According to authorities, there's a good chance that last week's face-eating incident was the result of mind-altering drugs. (Just say no, kids.)
But according to the rest of us, it may signal the beginning of an inevitable threat Hollywood has warned us about for years: a zombie apocalypse. (Just ask The Miami zombie.)
Naturally, we're all a little concerned that the undead may choose our sunny paradise as their next city of smorgasbord. After all, the heat is nice and lubricating for their stiff limbs.
So, in the interest of being prepared, we spoke to zombie expert Jonathan Maberry, author of Zombie CSU: The Forensics of the Living Dead on how best to survive a zombie apocalypse. Y'know, just in case.
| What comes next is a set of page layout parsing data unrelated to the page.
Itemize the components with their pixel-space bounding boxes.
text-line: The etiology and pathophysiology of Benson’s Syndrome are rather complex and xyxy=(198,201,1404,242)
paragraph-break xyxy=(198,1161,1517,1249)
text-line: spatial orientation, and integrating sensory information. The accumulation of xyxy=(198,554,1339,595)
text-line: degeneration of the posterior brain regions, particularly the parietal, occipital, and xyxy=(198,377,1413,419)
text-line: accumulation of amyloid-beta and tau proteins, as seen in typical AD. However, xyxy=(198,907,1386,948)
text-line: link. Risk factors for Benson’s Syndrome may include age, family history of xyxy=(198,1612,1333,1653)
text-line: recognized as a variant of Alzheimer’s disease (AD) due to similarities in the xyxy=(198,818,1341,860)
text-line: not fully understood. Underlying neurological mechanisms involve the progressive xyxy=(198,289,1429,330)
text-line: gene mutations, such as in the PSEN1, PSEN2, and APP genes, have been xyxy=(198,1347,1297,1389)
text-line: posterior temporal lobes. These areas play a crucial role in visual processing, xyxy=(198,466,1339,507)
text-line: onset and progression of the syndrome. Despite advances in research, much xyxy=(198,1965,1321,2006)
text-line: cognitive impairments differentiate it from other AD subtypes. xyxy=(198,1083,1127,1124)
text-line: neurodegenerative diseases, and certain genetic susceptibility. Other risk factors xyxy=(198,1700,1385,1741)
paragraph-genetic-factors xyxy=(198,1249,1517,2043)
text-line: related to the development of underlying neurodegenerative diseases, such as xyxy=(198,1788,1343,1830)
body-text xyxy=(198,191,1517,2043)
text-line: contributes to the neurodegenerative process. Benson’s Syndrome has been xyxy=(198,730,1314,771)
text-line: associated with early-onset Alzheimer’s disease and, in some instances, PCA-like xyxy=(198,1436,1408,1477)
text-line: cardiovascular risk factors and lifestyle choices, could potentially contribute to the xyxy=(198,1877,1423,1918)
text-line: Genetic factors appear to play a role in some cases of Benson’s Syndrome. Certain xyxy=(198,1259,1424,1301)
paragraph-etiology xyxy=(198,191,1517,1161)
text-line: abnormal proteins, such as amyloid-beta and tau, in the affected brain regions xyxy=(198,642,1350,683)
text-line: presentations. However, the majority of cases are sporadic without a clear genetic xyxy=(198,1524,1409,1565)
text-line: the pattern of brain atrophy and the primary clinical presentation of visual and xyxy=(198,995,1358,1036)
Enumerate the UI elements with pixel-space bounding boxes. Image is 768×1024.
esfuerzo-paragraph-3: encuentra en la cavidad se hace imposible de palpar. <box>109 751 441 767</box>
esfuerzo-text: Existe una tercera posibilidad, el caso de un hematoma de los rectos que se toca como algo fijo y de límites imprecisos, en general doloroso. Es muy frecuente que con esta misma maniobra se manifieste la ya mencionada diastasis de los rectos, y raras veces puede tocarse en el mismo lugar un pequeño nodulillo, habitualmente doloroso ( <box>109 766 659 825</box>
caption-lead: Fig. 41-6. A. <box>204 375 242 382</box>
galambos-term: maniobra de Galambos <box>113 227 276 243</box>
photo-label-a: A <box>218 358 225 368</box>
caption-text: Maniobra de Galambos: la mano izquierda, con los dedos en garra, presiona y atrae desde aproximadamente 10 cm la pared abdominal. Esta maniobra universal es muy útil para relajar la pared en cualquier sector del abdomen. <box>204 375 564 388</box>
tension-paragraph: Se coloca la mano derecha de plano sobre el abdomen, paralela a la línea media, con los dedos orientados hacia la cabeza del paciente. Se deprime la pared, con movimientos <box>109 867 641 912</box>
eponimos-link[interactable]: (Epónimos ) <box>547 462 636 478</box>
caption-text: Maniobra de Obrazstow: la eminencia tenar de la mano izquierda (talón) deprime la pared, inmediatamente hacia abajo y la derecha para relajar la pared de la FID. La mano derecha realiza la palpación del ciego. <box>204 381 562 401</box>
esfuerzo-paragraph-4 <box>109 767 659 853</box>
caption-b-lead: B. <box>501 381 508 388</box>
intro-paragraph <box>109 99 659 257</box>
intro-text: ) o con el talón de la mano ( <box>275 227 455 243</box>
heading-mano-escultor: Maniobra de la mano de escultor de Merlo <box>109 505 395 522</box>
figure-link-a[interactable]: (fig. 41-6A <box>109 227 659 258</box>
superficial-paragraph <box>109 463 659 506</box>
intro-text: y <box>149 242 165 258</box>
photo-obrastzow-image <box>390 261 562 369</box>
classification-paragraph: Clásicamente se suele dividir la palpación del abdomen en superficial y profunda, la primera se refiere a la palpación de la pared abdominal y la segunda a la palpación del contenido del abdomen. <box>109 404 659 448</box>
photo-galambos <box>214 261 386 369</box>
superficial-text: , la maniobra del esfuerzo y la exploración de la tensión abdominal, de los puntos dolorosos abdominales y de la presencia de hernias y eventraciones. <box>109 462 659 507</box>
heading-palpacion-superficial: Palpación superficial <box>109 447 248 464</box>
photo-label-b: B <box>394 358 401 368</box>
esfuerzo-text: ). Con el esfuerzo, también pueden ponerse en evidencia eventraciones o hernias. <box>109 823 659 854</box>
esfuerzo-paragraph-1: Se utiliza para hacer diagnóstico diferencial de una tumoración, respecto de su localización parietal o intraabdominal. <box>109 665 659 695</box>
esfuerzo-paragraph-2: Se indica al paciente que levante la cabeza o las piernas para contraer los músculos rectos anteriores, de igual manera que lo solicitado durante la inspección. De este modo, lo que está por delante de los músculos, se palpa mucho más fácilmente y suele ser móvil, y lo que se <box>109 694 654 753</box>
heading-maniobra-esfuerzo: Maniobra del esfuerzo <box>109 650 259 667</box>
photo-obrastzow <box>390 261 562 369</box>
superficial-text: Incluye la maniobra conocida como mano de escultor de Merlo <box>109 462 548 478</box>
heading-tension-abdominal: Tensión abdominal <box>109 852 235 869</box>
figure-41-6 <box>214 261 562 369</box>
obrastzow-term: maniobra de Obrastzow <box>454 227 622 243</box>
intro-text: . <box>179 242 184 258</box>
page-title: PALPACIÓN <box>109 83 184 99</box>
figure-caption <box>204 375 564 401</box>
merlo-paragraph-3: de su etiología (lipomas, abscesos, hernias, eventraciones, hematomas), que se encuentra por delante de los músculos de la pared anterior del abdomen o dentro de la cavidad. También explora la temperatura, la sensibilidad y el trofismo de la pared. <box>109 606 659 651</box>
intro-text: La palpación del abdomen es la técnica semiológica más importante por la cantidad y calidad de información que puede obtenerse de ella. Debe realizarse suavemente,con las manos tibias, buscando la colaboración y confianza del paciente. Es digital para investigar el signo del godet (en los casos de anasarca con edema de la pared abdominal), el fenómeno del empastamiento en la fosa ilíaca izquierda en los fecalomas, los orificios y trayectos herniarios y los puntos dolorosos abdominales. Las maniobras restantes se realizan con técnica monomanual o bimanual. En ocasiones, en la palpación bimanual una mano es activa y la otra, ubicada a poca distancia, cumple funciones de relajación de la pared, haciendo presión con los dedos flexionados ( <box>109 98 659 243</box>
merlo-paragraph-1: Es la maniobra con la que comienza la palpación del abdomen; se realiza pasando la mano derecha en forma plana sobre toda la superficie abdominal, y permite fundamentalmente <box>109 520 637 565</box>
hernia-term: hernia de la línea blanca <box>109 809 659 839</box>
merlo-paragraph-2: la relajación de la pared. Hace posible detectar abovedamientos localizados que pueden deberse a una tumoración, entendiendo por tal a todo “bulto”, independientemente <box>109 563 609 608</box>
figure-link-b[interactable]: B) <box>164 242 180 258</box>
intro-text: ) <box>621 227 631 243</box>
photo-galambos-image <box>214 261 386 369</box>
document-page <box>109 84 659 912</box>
Cultist: I'm sure you heard about the recent face-eating zombie attack in Miami. Any commentary?
Maberry: Within a few hours of the report hitting the news I was
inundated by emails, IMs, Facebook and Twitter posts telling me, in
essence, that the stuff I've been writing may not be fiction.
What would you say is the top rule of zombie survival?
Don't
be the dumb loudmouth in your group of survivors. These days, folks are
likely to feed you to the zoms and make their escape during the
chow-down.
What weapons or supplies should we procure to prepare ourselves?
In my series of teen post-apocalyptic zombie novels (Rot & Ruin, Dust & Decay,
etc.) the smartest object of defense isn't a gun or knife -- it's body
armor made from carpet. You can't really bite through it and there's
carpet everywhere. In the movies, the characters always run out into a
crowd of zoms wearing ordinary clothes. I'd tear up the carpet, secure
it with some duct tape (and we all have duct tape), and then stroll
through the crowd of frustrated zombies.
Can we ply them with any other food besides human flesh?
If
we accept the movies of George Romero as "zombie canon," then the
living dead eat everything -- humans, animals, insects. We can always
breed food for them. And it would provide jobs for farmers in a troubled
economy.
How do zombies react to hot weather?
Zombies
would thrive in hot weather. The heat keeps them limber. Cold would
freeze them solid since body heat comes from blood flow. Of course, as
the temperature rises, the zoms would spoil pretty quickly. Smelly ...
but eventually they'd fall apart.
Can zombies swim?
Zombies
wouldn't be a threat in the water. The freshly killed ones would sink
like a stone without air in their lungs for buoyancy. The rotting ones
might float because of gasses released by putrefaction, but they would
lack the coordination for the mechanics of swimming and couldn't
strategize on how to overcome tides and currents. So, a great way to
survive the zombie apocalypse is to strap on that Speedo and take a dip.
Are there different varieties of zombie?
There
are several classifications of zombies. The old-school zombies are the
raised dead used as slaves by priests of the Haitian religion of vodou.
Since the 1960s we've come to hang the "zombie" nickname on flesh-eating
ghouls of the Romero kind, and these are slow-moving, mindless corpses.
Then there are the fast zombies, as introduced first in the film Return of the Living Dead (1985) and made famous in the 2004 Zack Snyder remake of Dawn of the Dead. Then you have the "rage virus-infected," who are mindless humans
infected by a disease that makes them kill everyone they meet. They were
first introduced in George Romero's 1973 flick The Crazies, then later became wildly popular in Danny Boyle's 2002 classic, 28 Days Later and the 2010 remake of The Crazies. Oh, and Europe is famous for its demonically possessed zombies, and there have been a zillion of those films.
What's the most common misconception about zombies?
The
most common misconception about zombies is that the disease only
spreads through bites. However Romero established that everyone who
dies, no matter how or why, will rise as a zombies. Bites simply make it
happen faster.
So there you have it. Get ready to tear up that carpet and make a swim for it, Miami.